Dr Jonathan Polonsky

Designation: PhD in Global Health // Senior Researcher

Jonathan is an epidemiologist with broad interests in infectious diseases and the Public Health Information Services (PHIS), a collection of informational needs that actors responding to humanitarian crises rely upon to ensure evidence- and needs-based programmes: Rapid Health Assessments, Early Warning, Alert, and Response Systems (EWARS), mortality estimation, malnutrition surveillance, vaccine campaign implementation and evaluation, and accessibility to essential health services. He holds an undergraduate degree in Human Sciences from Oxford University, a Masters degree in Epidemiology from the London School of Hygiene and Tropical Medicine, and a PhD in Global Health from the University of Geneva.

Throughout his career, Jonathan has mixed research with emergency response actvities, primarily in humanitarian settings. Before joining the Geneva Centre of Humanitarian Studies, he worked for Epicentre, a unit of Médecins Sans Frontières that specialises in epidemiology and research, and as a specialist in humanitarian epidemiology and outbreak response for the World Health Organization. In addition to being principal investigator on numerous operational and clinical research studies, he has served as epidemiology team lead during several high-impact outbreaks (including as WHO’s COVID-19 Data Analytics Team Lead), and as Health Cluster Information Manager in multiple crisis settings. He has worked in crisis-affected settings in over a dozen countries across Africa, Asia, Europe, and the Americas.

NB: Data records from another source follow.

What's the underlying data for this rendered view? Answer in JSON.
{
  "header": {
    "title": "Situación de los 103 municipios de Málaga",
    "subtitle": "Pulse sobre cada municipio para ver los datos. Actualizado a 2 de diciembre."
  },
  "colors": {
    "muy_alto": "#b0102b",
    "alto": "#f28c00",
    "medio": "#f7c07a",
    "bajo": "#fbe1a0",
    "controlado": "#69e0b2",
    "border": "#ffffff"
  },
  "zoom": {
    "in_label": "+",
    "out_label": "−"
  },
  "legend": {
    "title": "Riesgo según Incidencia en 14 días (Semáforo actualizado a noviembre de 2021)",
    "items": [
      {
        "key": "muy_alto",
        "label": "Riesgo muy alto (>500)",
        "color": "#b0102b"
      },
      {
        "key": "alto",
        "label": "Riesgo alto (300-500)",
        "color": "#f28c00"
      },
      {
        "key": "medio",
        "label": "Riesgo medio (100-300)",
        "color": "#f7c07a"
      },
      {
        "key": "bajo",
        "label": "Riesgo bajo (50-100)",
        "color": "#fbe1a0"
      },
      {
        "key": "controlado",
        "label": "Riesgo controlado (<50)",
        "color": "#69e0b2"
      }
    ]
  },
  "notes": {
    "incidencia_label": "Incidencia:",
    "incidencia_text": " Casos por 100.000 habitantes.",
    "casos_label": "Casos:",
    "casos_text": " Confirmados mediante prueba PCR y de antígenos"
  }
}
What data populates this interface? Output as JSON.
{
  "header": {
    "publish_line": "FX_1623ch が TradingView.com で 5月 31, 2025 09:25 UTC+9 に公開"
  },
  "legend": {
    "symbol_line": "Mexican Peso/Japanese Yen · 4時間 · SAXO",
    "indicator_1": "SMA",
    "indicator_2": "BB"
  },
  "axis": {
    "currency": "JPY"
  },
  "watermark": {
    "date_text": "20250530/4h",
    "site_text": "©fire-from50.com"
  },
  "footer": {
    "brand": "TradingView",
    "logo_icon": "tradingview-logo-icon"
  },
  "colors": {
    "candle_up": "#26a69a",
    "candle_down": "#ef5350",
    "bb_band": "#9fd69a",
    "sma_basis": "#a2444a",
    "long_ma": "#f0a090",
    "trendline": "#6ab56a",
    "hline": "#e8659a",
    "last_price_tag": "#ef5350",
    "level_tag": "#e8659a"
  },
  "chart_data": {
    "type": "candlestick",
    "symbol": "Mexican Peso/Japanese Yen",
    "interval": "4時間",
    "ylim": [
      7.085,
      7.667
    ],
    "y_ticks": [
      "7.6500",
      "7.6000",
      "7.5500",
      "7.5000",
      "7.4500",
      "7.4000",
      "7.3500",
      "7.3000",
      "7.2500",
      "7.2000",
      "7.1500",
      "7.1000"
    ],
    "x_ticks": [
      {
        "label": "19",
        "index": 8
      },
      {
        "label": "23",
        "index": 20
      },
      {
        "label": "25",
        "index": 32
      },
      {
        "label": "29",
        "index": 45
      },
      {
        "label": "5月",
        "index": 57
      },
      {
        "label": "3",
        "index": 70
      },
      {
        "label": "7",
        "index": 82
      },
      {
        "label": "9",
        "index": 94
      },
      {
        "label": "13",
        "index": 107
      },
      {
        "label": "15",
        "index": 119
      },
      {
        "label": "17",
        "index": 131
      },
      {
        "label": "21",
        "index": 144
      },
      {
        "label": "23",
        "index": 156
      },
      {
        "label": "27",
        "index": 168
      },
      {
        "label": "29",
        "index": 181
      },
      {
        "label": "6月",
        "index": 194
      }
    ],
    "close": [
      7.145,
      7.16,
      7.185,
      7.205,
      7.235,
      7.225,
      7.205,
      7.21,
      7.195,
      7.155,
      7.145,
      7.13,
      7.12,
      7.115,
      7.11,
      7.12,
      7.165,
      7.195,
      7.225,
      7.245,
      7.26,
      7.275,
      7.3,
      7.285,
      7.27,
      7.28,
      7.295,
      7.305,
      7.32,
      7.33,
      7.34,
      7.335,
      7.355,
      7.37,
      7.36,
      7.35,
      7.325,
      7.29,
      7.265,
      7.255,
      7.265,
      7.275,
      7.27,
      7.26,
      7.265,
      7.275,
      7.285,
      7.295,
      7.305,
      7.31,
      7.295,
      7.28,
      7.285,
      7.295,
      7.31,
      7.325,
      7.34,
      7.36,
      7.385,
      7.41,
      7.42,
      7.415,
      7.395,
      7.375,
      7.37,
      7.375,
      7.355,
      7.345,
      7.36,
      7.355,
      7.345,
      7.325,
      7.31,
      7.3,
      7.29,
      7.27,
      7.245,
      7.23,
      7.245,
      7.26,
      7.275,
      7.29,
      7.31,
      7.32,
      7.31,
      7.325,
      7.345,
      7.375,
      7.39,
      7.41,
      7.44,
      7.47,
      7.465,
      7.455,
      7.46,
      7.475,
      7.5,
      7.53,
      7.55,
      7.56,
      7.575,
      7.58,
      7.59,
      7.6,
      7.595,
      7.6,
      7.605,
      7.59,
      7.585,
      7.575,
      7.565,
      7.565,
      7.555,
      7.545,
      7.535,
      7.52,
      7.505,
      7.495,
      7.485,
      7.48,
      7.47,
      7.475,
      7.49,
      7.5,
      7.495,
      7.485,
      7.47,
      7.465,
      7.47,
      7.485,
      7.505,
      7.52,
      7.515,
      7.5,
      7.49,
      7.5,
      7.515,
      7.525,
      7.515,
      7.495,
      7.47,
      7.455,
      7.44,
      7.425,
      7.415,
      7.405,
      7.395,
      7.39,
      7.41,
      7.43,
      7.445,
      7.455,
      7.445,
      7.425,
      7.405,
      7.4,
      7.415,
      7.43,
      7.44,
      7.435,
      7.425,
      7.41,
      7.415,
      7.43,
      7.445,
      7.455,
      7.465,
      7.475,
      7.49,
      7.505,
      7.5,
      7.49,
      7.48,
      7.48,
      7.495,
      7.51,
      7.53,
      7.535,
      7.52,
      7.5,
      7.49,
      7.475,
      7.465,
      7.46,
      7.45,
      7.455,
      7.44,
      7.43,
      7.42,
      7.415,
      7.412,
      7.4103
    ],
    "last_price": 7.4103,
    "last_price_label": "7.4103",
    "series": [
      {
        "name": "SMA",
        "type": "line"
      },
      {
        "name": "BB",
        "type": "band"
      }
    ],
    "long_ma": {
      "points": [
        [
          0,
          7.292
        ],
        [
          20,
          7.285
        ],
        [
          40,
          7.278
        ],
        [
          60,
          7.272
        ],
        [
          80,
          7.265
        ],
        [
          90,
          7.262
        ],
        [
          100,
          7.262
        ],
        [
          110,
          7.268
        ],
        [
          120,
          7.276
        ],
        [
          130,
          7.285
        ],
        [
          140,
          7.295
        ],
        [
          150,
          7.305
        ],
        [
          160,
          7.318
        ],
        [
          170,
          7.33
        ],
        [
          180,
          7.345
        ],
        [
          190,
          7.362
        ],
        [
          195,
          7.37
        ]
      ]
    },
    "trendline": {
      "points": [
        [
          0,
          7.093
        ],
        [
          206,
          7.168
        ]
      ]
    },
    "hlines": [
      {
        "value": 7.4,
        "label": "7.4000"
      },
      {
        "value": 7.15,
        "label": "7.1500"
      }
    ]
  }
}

He regularly teaches Masters and Diploma students in humanitarian epidemiology, outbreak response, and the use of the R statistical language for public health. He also teaches workshops on scientific communication and is the co-editor-in-chief of the humanitarian health journal ‘Conflict & Health’ (Impact Factor 4.6).

At the Centre, Jonathan is course director for the Health Emergencies in Large Populations (H.E.L.P.) course, jointly organised by ICRC and WHO. He is also a member of the PULSE survey team, the aim of which is to design and test community engagement interventions and evaluate their effect on vaccination uptake and management of vaccination programmes in humanitarian settings.